A man caught on video slapping a TV news reporter’s behind during a live broadcast turned himself in to police Friday.
Thomas Callaway, of a Birdie Court, Statesboro, address, was arrested Saturday by Savannah police on charges of sexual battery.
During the River Bridge Run foot race Dec. 7, WSAV reporter Alex Bozarjian was filming live on the Talmadge Bridge, with several racers running behind her. Many were waving their arms at the camera, but one runner, Callaway, 43, was seen slapping Bozarjian on the rear.
According to Savannah police incident reports provided to the Statesboro Herald, Bozarjian, 23, told police the incident happened between 8 a.m. and 8:30 a.m. that morning. She said an “unknown runner” executed a “smack and grab” on her buttocks and she “felt a sharp sting” that “caused her to pause.” In the video, Callaway is clearly seen slapping her rear end as he passes. Bozarjian stops her broadcast and stares after him, a look of disbelief on her face.
Callaway later admitted to the Statesboro Herald that he slapped Bozarjian but said he intended to slap her on the back and denied grabbing Bozarjian’s buttocks.

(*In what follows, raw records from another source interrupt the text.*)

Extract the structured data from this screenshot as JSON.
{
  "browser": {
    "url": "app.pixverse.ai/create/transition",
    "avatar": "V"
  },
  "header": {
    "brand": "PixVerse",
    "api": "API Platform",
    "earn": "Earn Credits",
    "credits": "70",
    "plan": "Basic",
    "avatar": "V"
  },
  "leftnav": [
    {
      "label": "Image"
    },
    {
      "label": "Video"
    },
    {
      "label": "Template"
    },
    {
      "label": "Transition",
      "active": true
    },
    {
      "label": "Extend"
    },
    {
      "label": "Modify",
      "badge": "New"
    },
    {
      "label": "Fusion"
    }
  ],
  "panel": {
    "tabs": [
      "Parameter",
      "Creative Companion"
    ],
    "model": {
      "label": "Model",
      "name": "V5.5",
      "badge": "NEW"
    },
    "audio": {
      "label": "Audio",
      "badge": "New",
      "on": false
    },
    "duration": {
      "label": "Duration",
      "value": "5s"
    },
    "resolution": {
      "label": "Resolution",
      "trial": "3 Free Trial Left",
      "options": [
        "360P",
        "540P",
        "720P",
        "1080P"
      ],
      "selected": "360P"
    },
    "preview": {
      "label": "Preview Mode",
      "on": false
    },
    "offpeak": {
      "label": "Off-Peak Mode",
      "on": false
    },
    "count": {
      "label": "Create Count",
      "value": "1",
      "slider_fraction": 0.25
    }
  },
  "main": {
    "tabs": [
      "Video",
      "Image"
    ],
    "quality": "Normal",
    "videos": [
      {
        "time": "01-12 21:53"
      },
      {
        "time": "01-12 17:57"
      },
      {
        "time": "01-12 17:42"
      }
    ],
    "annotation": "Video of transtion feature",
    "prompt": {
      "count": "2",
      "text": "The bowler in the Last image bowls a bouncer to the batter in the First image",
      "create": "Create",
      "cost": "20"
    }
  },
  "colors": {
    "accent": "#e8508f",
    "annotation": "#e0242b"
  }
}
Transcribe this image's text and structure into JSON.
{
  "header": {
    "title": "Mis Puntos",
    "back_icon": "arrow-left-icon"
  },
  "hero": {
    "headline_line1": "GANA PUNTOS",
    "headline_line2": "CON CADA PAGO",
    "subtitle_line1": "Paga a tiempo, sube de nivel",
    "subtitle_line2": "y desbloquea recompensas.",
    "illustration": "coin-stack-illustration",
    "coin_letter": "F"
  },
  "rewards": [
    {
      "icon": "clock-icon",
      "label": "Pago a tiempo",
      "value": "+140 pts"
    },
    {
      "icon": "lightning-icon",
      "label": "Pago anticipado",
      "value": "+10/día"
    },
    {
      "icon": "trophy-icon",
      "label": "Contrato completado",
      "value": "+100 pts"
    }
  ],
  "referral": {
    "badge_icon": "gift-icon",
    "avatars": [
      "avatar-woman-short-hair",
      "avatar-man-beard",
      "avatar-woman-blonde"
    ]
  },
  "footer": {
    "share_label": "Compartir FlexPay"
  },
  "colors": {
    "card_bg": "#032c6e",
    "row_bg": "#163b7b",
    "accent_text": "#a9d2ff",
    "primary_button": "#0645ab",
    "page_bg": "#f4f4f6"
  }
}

She did not know who he was but tweeted on Twitter to the then-anonymous Callaway: “You violated, objectified, and embarrassed me. No woman should EVER have to put up with this at work or anywhere!! Do better.”

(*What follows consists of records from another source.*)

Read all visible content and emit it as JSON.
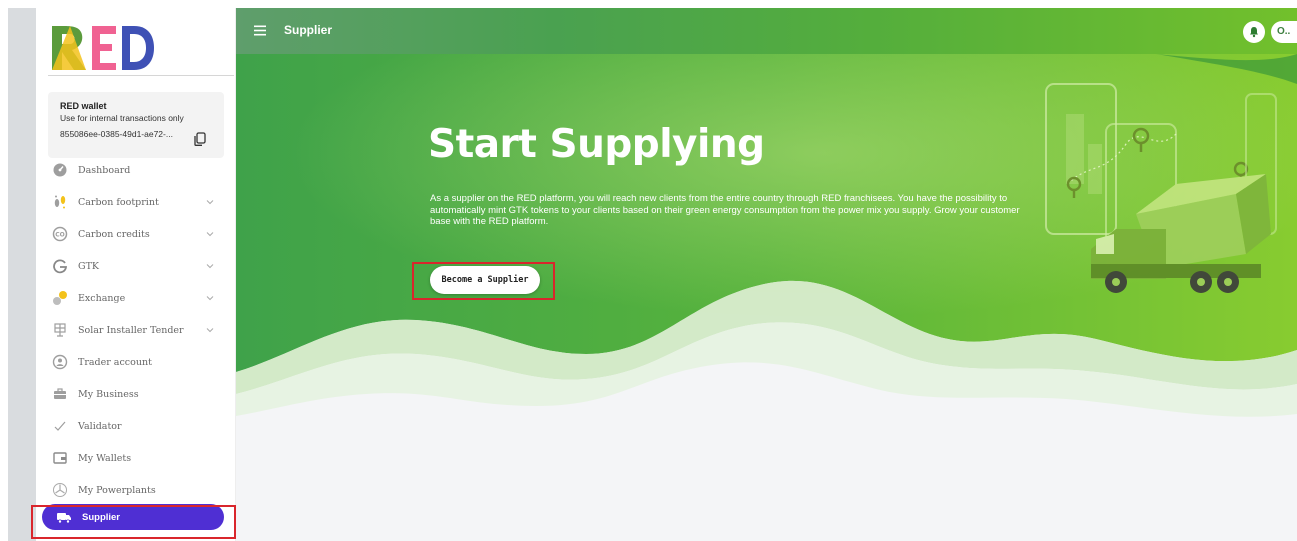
{
  "brand": {
    "logo_text": "RED",
    "active_color": "#4f2fd3",
    "hero_green": "#4caf50"
  },
  "wallet": {
    "title": "RED wallet",
    "subtitle": "Use for internal transactions only",
    "address": "855086ee-0385-49d1-ae72-..."
  },
  "nav": [
    {
      "label": "Dashboard",
      "icon": "dashboard-icon",
      "expandable": false
    },
    {
      "label": "Carbon footprint",
      "icon": "footprint-icon",
      "expandable": true
    },
    {
      "label": "Carbon credits",
      "icon": "carbon-credits-icon",
      "expandable": true
    },
    {
      "label": "GTK",
      "icon": "gtk-icon",
      "expandable": true
    },
    {
      "label": "Exchange",
      "icon": "exchange-icon",
      "expandable": true
    },
    {
      "label": "Solar Installer Tender",
      "icon": "solar-panel-icon",
      "expandable": true
    },
    {
      "label": "Trader account",
      "icon": "trader-icon",
      "expandable": false
    },
    {
      "label": "My Business",
      "icon": "briefcase-icon",
      "expandable": false
    },
    {
      "label": "Validator",
      "icon": "validator-icon",
      "expandable": false
    },
    {
      "label": "My Wallets",
      "icon": "wallet-icon",
      "expandable": false
    },
    {
      "label": "My Powerplants",
      "icon": "powerplant-icon",
      "expandable": false
    }
  ],
  "nav_active": {
    "label": "Supplier",
    "icon": "truck-icon"
  },
  "topbar": {
    "title": "Supplier",
    "avatar_text": "O..",
    "bell_icon": "bell-icon"
  },
  "hero": {
    "title": "Start Supplying",
    "text": "As a supplier on the RED platform, you will reach new clients from the entire country through RED franchisees. You have the possibility to automatically mint GTK tokens to your clients based on their green energy consumption from the power mix you supply. Grow your customer base with the RED platform.",
    "cta_label": "Become a Supplier"
  }
}
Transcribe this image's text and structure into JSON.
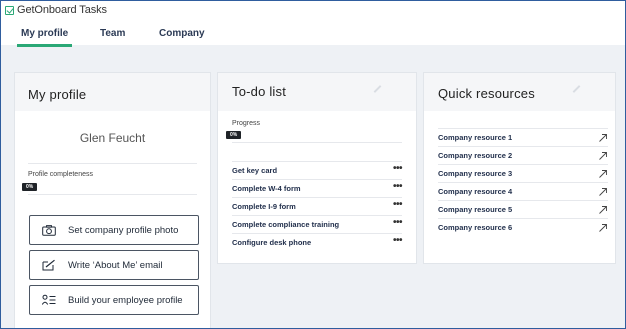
{
  "app": {
    "title": "GetOnboard Tasks"
  },
  "tabs": [
    {
      "label": "My profile",
      "active": true
    },
    {
      "label": "Team",
      "active": false
    },
    {
      "label": "Company",
      "active": false
    }
  ],
  "profile": {
    "title": "My profile",
    "name": "Glen Feucht",
    "completeness_label": "Profile completeness",
    "completeness_badge": "0%",
    "completeness_value": 0,
    "buttons": [
      {
        "label": "Set company profile photo",
        "icon": "camera-icon"
      },
      {
        "label": "Write ‘About Me’ email",
        "icon": "compose-icon"
      },
      {
        "label": "Build your employee profile",
        "icon": "profile-list-icon"
      }
    ]
  },
  "todo": {
    "title": "To-do list",
    "progress_label": "Progress",
    "progress_badge": "0%",
    "progress_value": 0,
    "items": [
      {
        "label": "Get key card"
      },
      {
        "label": "Complete W-4 form"
      },
      {
        "label": "Complete I-9 form"
      },
      {
        "label": "Complete compliance training"
      },
      {
        "label": "Configure desk phone"
      }
    ],
    "more_glyph": "•••"
  },
  "quick": {
    "title": "Quick resources",
    "items": [
      {
        "label": "Company resource 1"
      },
      {
        "label": "Company resource 2"
      },
      {
        "label": "Company resource 3"
      },
      {
        "label": "Company resource 4"
      },
      {
        "label": "Company resource 5"
      },
      {
        "label": "Company resource 6"
      }
    ]
  },
  "colors": {
    "accent": "#2aa876",
    "page_bg": "#eef1f5",
    "frame_border": "#2f5d9e"
  }
}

Callaway apparently identified himself when he called WSAV to apologize to Bozarjian. He did not speak to her, but messages were relayed, according to reports. He also said he was driving to Savannah from Statesboro to apologize in person. He did apologize on air, but Bozarjian told police she intended to press criminal charges.
Callaway was arrested Friday and released on bond. He had no comment on his arrest, but after the incident last week, he expressed shame and regret and said he intended no harm, claiming he did not realize he slapped her bottom until he saw the video.
Callaway’s attorney Joseph Turner said Monday, “We were notified of the arrest warrant on Friday and Tommy immediately turned himself in to local authorities. He was released a short time later on bond. Tommy deeply regrets the situation, and we hope to resolve this matter in the near future.”
Calls Monday seeking comment from Bozarjian were unsuccessful, and a request for comment from WSAV was not received Monday.
However, last week, the station issued this statement: “The conduct displayed toward Alex Bozarjian during her live coverage of Saturday’s Savannah Bridge Run was reprehensible and completely unacceptable. No one should ever be disrespected in this manner. The safety and protection of our employees is WSAV-TV’s highest priority.”
Misdemeanor sexual battery is punishable by up to 12 months in jail and a fine of up to $5,000, according to criminaldefenselawyer.com.
“A person in Georgia commits the crime of sexual battery by making physical contact with the intimate part (genitals, buttocks, or a woman’s breasts) of another person’s body without the consent of the other person,” the site states.
In Georgia, people are only required to register as a sex offender if they are convicted of rape, sodomy or aggravated sexual battery, or are convicted a second or subsequent time of sexual battery, according to the site.
Callaway has been portrayed incorrectly as a youth pastor in some media reports. According to spokespersons at Pittman Park United Methodist Church, where he is a member, Callaway has never held that position nor been employed by the church.